In [1]:
import pandas as pd
from sklearn.svm import SVC
from sklearn.metrics import accuracy_score
from sklearn.model_selection import train_test_split
from sklearn.feature_extraction.text import CountVectorizer, TfidfVectorizer as SklearnTfIdf

from src.tf_idf.services import TfIdfVectorizer
from src.tf_idf.services.parallel_tf_idf import ParallelTfIdfVectorizer

In [2]:
df = pd.read_csv("./datasets/train.csv")
df = df[:4_000]
df = df.dropna()
df.head()

Unnamed: 0,text,sentiment
0,"I`d have responded, if I were going",neutral
1,Sooo SAD,negative
2,bullying me,negative
3,leave me alone,negative
4,"Sons of ****,",negative


In [3]:
labels, label_to_str = df["sentiment"].factorize()

## Models

In [4]:
my_tf_idf = TfIdfVectorizer()
my_tf_idf.fit(df["text"])

In [5]:
sklearn_tf_idf = SklearnTfIdf()
_ = sklearn_tf_idf.fit(df["text"])

In [6]:
count_vectorizer = CountVectorizer()
_ = count_vectorizer.fit(df["text"])

In [7]:
my_tf_idf_vectors = my_tf_idf.transform(df["text"])

In [8]:
sklearn_tf_idf_vectors = sklearn_tf_idf.transform(df["text"])

In [9]:
count_vector = count_vectorizer.transform(df["text"])

## Create models

### My TF-IDF

In [10]:
accuracies = []

for _ in range(5):
    x_train__my, x_test__my, y_train__my, y_test__my = train_test_split(my_tf_idf_vectors.to_numpy(), labels, test_size=0.2, shuffle=True)

    my_tf_idf_svc = SVC()
    _ = my_tf_idf_svc.fit(x_train__my, y_train__my)

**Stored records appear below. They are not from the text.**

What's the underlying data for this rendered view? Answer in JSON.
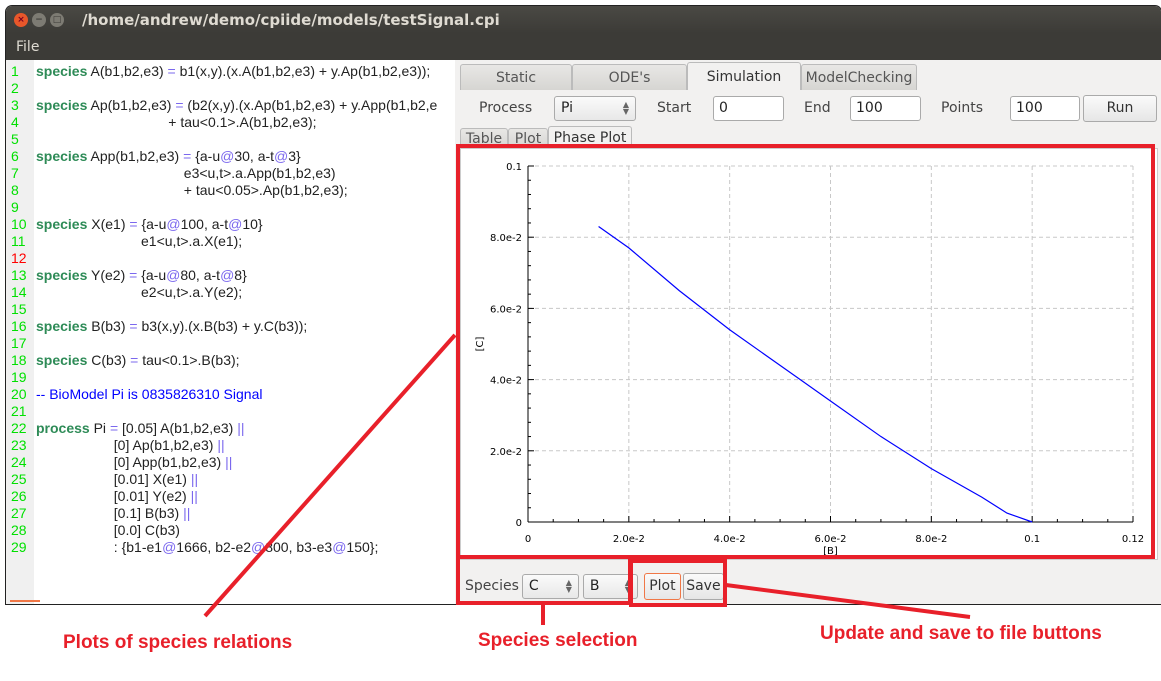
{
  "window": {
    "title": "/home/andrew/demo/cpiide/models/testSignal.cpi",
    "menu": [
      "File"
    ]
  },
  "editor": {
    "error_line": 12,
    "lines": [
      [
        [
          "kw",
          "species"
        ],
        [
          "n",
          " A(b1,b2,e3) "
        ],
        [
          "op",
          "="
        ],
        [
          "n",
          " b1(x,y).(x.A(b1,b2,e3) + y.Ap(b1,b2,e3));"
        ]
      ],
      [],
      [
        [
          "kw",
          "species"
        ],
        [
          "n",
          " Ap(b1,b2,e3) "
        ],
        [
          "op",
          "="
        ],
        [
          "n",
          " (b2(x,y).(x.Ap(b1,b2,e3) + y.App(b1,b2,e"
        ]
      ],
      [
        [
          "n",
          "                                  + tau<0.1>.A(b1,b2,e3);"
        ]
      ],
      [],
      [
        [
          "kw",
          "species"
        ],
        [
          "n",
          " App(b1,b2,e3) "
        ],
        [
          "op",
          "="
        ],
        [
          "n",
          " {a-u"
        ],
        [
          "at",
          "@"
        ],
        [
          "n",
          "30, a-t"
        ],
        [
          "at",
          "@"
        ],
        [
          "n",
          "3}"
        ]
      ],
      [
        [
          "n",
          "                                      e3<u,t>.a.App(b1,b2,e3)"
        ]
      ],
      [
        [
          "n",
          "                                      + tau<0.05>.Ap(b1,b2,e3);"
        ]
      ],
      [],
      [
        [
          "kw",
          "species"
        ],
        [
          "n",
          " X(e1) "
        ],
        [
          "op",
          "="
        ],
        [
          "n",
          " {a-u"
        ],
        [
          "at",
          "@"
        ],
        [
          "n",
          "100, a-t"
        ],
        [
          "at",
          "@"
        ],
        [
          "n",
          "10}"
        ]
      ],
      [
        [
          "n",
          "                           e1<u,t>.a.X(e1);"
        ]
      ],
      [],
      [
        [
          "kw",
          "species"
        ],
        [
          "n",
          " Y(e2) "
        ],
        [
          "op",
          "="
        ],
        [
          "n",
          " {a-u"
        ],
        [
          "at",
          "@"
        ],
        [
          "n",
          "80, a-t"
        ],
        [
          "at",
          "@"
        ],
        [
          "n",
          "8}"
        ]
      ],
      [
        [
          "n",
          "                           e2<u,t>.a.Y(e2);"
        ]
      ],
      [],
      [
        [
          "kw",
          "species"
        ],
        [
          "n",
          " B(b3) "
        ],
        [
          "op",
          "="
        ],
        [
          "n",
          " b3(x,y).(x.B(b3) + y.C(b3));"
        ]
      ],
      [],
      [
        [
          "kw",
          "species"
        ],
        [
          "n",
          " C(b3) "
        ],
        [
          "op",
          "="
        ],
        [
          "n",
          " tau<0.1>.B(b3);"
        ]
      ],
      [],
      [
        [
          "cm",
          "-- BioModel Pi is 0835826310 Signal"
        ]
      ],
      [],
      [
        [
          "kw",
          "process"
        ],
        [
          "n",
          " Pi "
        ],
        [
          "op",
          "="
        ],
        [
          "n",
          " [0.05] A(b1,b2,e3) "
        ],
        [
          "op",
          "||"
        ]
      ],
      [
        [
          "n",
          "                    [0] Ap(b1,b2,e3) "
        ],
        [
          "op",
          "||"
        ]
      ],
      [
        [
          "n",
          "                    [0] App(b1,b2,e3) "
        ],
        [
          "op",
          "||"
        ]
      ],
      [
        [
          "n",
          "                    [0.01] X(e1) "
        ],
        [
          "op",
          "||"
        ]
      ],
      [
        [
          "n",
          "                    [0.01] Y(e2) "
        ],
        [
          "op",
          "||"
        ]
      ],
      [
        [
          "n",
          "                    [0.1] B(b3) "
        ],
        [
          "op",
          "||"
        ]
      ],
      [
        [
          "n",
          "                    [0.0] C(b3)"
        ]
      ],
      [
        [
          "n",
          "                    : {b1-e1"
        ],
        [
          "at",
          "@"
        ],
        [
          "n",
          "1666, b2-e2"
        ],
        [
          "at",
          "@"
        ],
        [
          "n",
          "800, b3-e3"
        ],
        [
          "at",
          "@"
        ],
        [
          "n",
          "150};"
        ]
      ]
    ]
  },
  "tabs": [
    {
      "label": "Static"
    },
    {
      "label": "ODE's"
    },
    {
      "label": "Simulation",
      "active": true
    },
    {
      "label": "ModelChecking"
    }
  ],
  "controls": {
    "process_label": "Process",
    "process_value": "Pi",
    "start_label": "Start",
    "start_value": "0",
    "end_label": "End",
    "end_value": "100",
    "points_label": "Points",
    "points_value": "100",
    "run_label": "Run"
  },
  "subtabs": [
    {
      "label": "Table"
    },
    {
      "label": "Plot"
    },
    {
      "label": "Phase Plot",
      "active": true
    }
  ],
  "bottom": {
    "species_label": "Species",
    "species_y": "C",
    "species_x": "B",
    "plot_label": "Plot",
    "save_label": "Save"
  },
  "annotations": {
    "plots": "Plots of species relations",
    "selection": "Species selection",
    "buttons": "Update and save to file buttons",
    "color": "#e8202a"
  },
  "chart_data": {
    "type": "line",
    "xlabel": "[B]",
    "ylabel": "[C]",
    "xlim": [
      0,
      0.12
    ],
    "ylim": [
      0,
      0.1
    ],
    "xticks": [
      "0",
      "2.0e-2",
      "4.0e-2",
      "6.0e-2",
      "8.0e-2",
      "0.1",
      "0.12"
    ],
    "yticks": [
      "0",
      "2.0e-2",
      "4.0e-2",
      "6.0e-2",
      "8.0e-2",
      "0.1"
    ],
    "grid": true,
    "line_color": "#0000ff",
    "x": [
      0.014,
      0.02,
      0.03,
      0.04,
      0.05,
      0.06,
      0.07,
      0.08,
      0.09,
      0.095,
      0.1
    ],
    "y": [
      0.083,
      0.077,
      0.065,
      0.054,
      0.044,
      0.034,
      0.024,
      0.015,
      0.007,
      0.0025,
      0
    ]
  }
}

    predicted_results = my_tf_idf_svc.predict(x_test__my)
    acc = accuracy_score(predicted_results, y_test__my)
    accuracies.append(acc)
    print(f"Accuracy is: {acc}")

Accuracy is: 0.78625
Accuracy is: 0.7925
Accuracy is: 0.79625
Accuracy is: 0.80125
Accuracy is: 0.78


In [11]:
print("AVERAGE ACCURACY FOR MY VECTORIZER: ", round(sum(accuracies) / len(accuracies), 3))

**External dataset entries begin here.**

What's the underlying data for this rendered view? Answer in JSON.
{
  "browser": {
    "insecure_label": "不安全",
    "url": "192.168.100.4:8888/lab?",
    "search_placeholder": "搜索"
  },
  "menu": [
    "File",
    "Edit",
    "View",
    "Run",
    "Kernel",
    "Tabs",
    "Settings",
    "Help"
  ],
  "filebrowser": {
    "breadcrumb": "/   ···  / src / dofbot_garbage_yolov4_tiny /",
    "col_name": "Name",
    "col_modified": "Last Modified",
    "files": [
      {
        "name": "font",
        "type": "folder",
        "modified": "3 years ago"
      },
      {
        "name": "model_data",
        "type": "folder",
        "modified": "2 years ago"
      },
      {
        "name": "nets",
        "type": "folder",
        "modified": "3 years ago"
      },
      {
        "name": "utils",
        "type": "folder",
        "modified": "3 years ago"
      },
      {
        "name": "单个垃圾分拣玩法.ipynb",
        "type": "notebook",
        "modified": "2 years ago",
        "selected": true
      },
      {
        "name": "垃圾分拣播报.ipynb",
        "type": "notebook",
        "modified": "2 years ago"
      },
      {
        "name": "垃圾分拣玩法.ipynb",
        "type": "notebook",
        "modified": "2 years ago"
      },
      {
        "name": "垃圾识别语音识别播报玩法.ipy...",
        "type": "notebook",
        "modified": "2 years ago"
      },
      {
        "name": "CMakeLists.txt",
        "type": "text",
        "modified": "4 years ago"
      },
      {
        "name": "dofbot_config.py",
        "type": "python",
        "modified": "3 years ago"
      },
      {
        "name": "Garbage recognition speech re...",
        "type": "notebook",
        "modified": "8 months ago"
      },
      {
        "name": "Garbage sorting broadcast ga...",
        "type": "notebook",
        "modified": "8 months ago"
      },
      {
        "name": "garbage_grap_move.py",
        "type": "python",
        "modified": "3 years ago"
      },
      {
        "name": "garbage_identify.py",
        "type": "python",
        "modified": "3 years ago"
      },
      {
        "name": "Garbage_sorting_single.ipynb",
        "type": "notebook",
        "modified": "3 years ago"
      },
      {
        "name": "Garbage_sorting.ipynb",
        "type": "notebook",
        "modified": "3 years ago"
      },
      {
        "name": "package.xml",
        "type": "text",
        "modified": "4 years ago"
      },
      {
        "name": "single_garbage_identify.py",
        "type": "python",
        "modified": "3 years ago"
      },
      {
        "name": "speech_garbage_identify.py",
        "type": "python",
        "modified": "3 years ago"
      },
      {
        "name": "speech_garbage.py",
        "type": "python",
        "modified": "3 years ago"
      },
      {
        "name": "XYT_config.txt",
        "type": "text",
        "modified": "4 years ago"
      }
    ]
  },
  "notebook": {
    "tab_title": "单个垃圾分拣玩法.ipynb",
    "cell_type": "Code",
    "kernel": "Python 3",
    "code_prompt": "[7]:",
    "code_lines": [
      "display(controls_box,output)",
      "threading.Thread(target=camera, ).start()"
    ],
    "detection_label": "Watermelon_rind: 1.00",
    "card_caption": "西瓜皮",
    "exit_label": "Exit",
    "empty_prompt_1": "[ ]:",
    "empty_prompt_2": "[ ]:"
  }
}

AVERAGE ACCURACY FOR MY VECTORIZER:  0.791


### Count vectorizer

In [None]:
accuracies = []

for _ in range(5):
    x_train__count, x_test__count, y_train__count, y_test__count = train_test_split(count_vector.toarray(), labels, test_size=0.2, shuffle=True)

    count_svc = SVC()
    _ = count_svc.fit(x_train__count, y_train__count)

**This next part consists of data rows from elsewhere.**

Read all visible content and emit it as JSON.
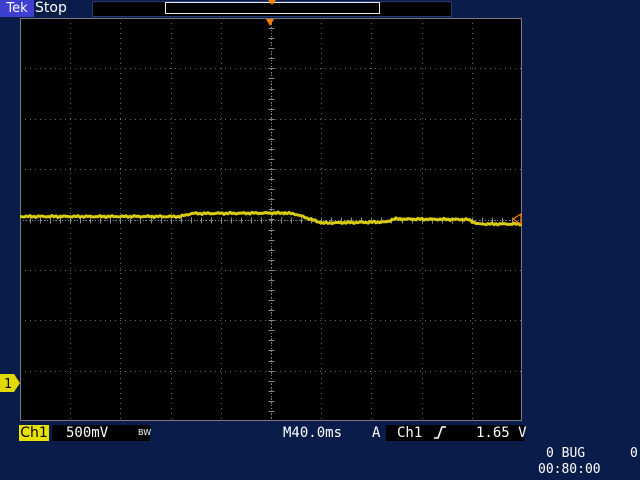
{
  "header": {
    "logo": "Tek",
    "run_status": "Stop"
  },
  "channel": {
    "marker": "1",
    "badge": "Ch1",
    "scale": "500mV",
    "bandwidth": "BW",
    "color": "#e0d800"
  },
  "timebase": {
    "label": "M40.0ms"
  },
  "trigger": {
    "mode": "A",
    "source": "Ch1",
    "level": "1.65 V",
    "color": "#ff7f00"
  },
  "status": {
    "counter": "0 BUG",
    "counter_right": "0",
    "clock": "00:80:00"
  }
}
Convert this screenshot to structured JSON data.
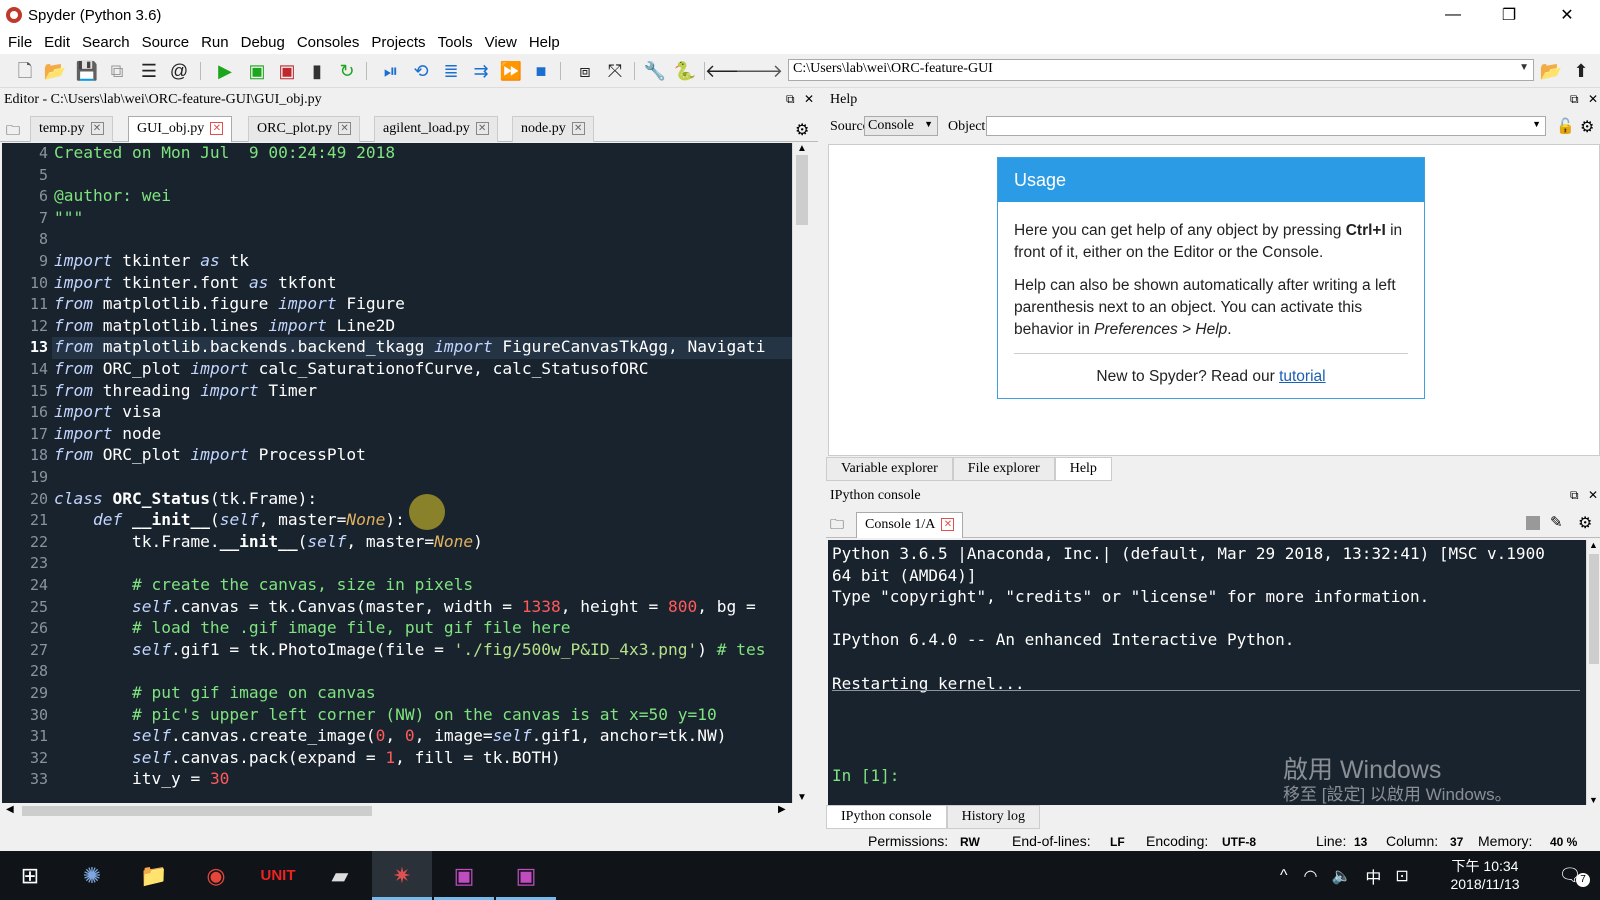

    predicted_results = count_svc.predict(x_test__count)
    acc = accuracy_score(predicted_results, y_test__count)
    accuracies.append(acc)

    print(f"Accuracy is: {acc}")

In [None]:
print("AVERAGE ACCURACY FOR COUNT VECTORIZER: ", round(sum(accuracies) / len(accuracies), 3))

### Sklearn TF-IDF

In [12]:
accuracies = []

for _ in range(5):
    x_train__sk, x_test__sk, y_train__sk, y_test__sk = train_test_split(sklearn_tf_idf_vectors.toarray(), labels, test_size=0.2, shuffle=True)

    sk_tf_idf_svc = SVC()
    _ = sk_tf_idf_svc.fit(x_train__sk, y_train__sk)

    predicted_results = sk_tf_idf_svc.predict(x_test__sk)
    acc = accuracy_score(predicted_results, y_test__sk)
    accuracies.append(acc)

    print(f"Accuracy is: {acc}")

Accuracy is: 0.8025
Accuracy is: 0.78625
Accuracy is: 0.8025
Accuracy is: 0.78875
Accuracy is: 0.81625


In [13]:
print("AVERAGE ACCURACY FOR SKLEARN COUNT TF-IDF: ", round(sum(accuracies) / len(accuracies), 3))

AVERAGE ACCURACY FOR SKLEARN COUNT TF-IDF:  0.799